I⁻ and SCN⁻ transport and oxidation play an antimicrobial role in airway epithelium. A new function for NIS? A, In thyrocytes, I⁻ is translocated across the basolateral membrane by NIS, using the Na⁺ electrochemical gradient generated by the Na⁺/K⁺ ATPase. I⁻ exits the apical surface via an unknown carrier or carriers; pendrin, an anion exchanger, is a candidate for this function. Stimulation of TSH receptor increases the concentration of cAMP and intracellular Ca²⁺, which activates Duox2-catalyzed H₂O₂ synthesis for TPO-catalyzed oxidation of I⁻ to iodine. B, Airway epithelial cells share certain features with thyrocytes; SCN⁻ is actively transported into these cells across the basolateral membrane, likely by NIS. SCN⁻ is secreted in the ASL at concentrations 50 times those found in blood. CFTR is involved in the apical exit of SCN⁻ upon intracellular cAMP increase under basal conditions (342). Ca²⁺-activated Cl⁻ channels (CaCC), and pendrin, which is also expressed in airway epithelial cells, are also responsible for SCN⁻ translocation, in particular under conditions that increase their expression (for instance, under the stimulation of IL-4, an anti-inflammatory cytokine) (342). Duox1, which is expressed at the apical surface in airway epithelium, generates H₂O₂, a substrate for the oxidation by LPO of SCN⁻ to OSCN⁻, a species that has antibacterial activity.
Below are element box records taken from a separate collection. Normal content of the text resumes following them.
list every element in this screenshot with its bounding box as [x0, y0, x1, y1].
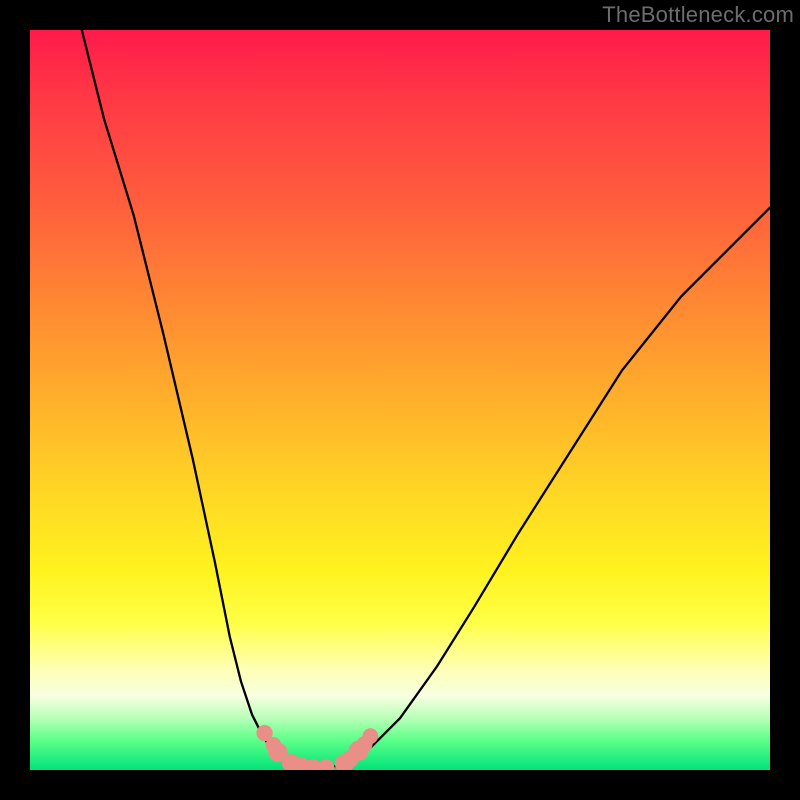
curve-marker [317, 759, 334, 770]
curve-marker [363, 728, 379, 744]
curve-layer [30, 30, 770, 770]
marker-layer [256, 725, 378, 770]
chart-stage: TheBottleneck.com [0, 0, 800, 800]
curve-right-branch [352, 208, 770, 762]
watermark-text: TheBottleneck.com [602, 2, 794, 28]
plot-area [30, 30, 770, 770]
curve-left-branch [82, 30, 285, 761]
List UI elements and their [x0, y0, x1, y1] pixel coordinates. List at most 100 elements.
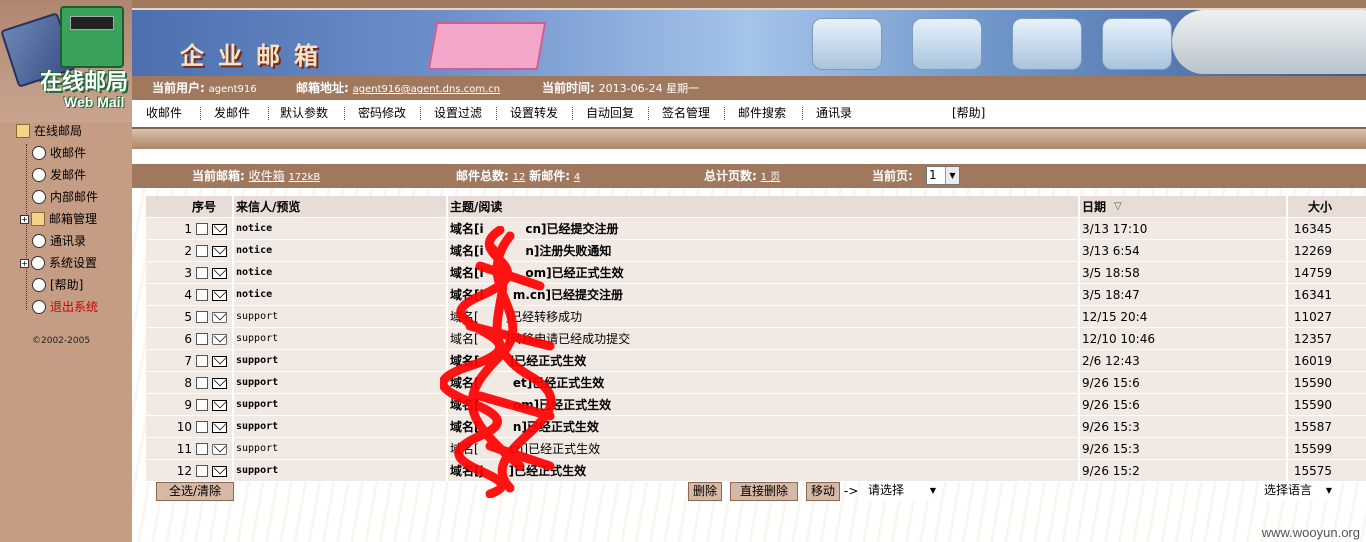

I⁻ at the cell air/liquid interface has also recently been found to have an analogous and complementary function; it reduces viral infection in the airway epithelia in vitro (336).

Figure 11.

Wolff-Chaikoff effect and the escape therefrom. I⁻ itself is a major regulator of I⁻ accumulation in the thyroid. A, High plasma I⁻ levels decrease TH biosynthesis; this mechanism is known as the Wolff-Chaikoff effect. B, Thyroid cells adapt to persistent high I⁻ by downregulating NIS and restoring TH production; this process is called the escape from the Wolff-Chaikoff effect.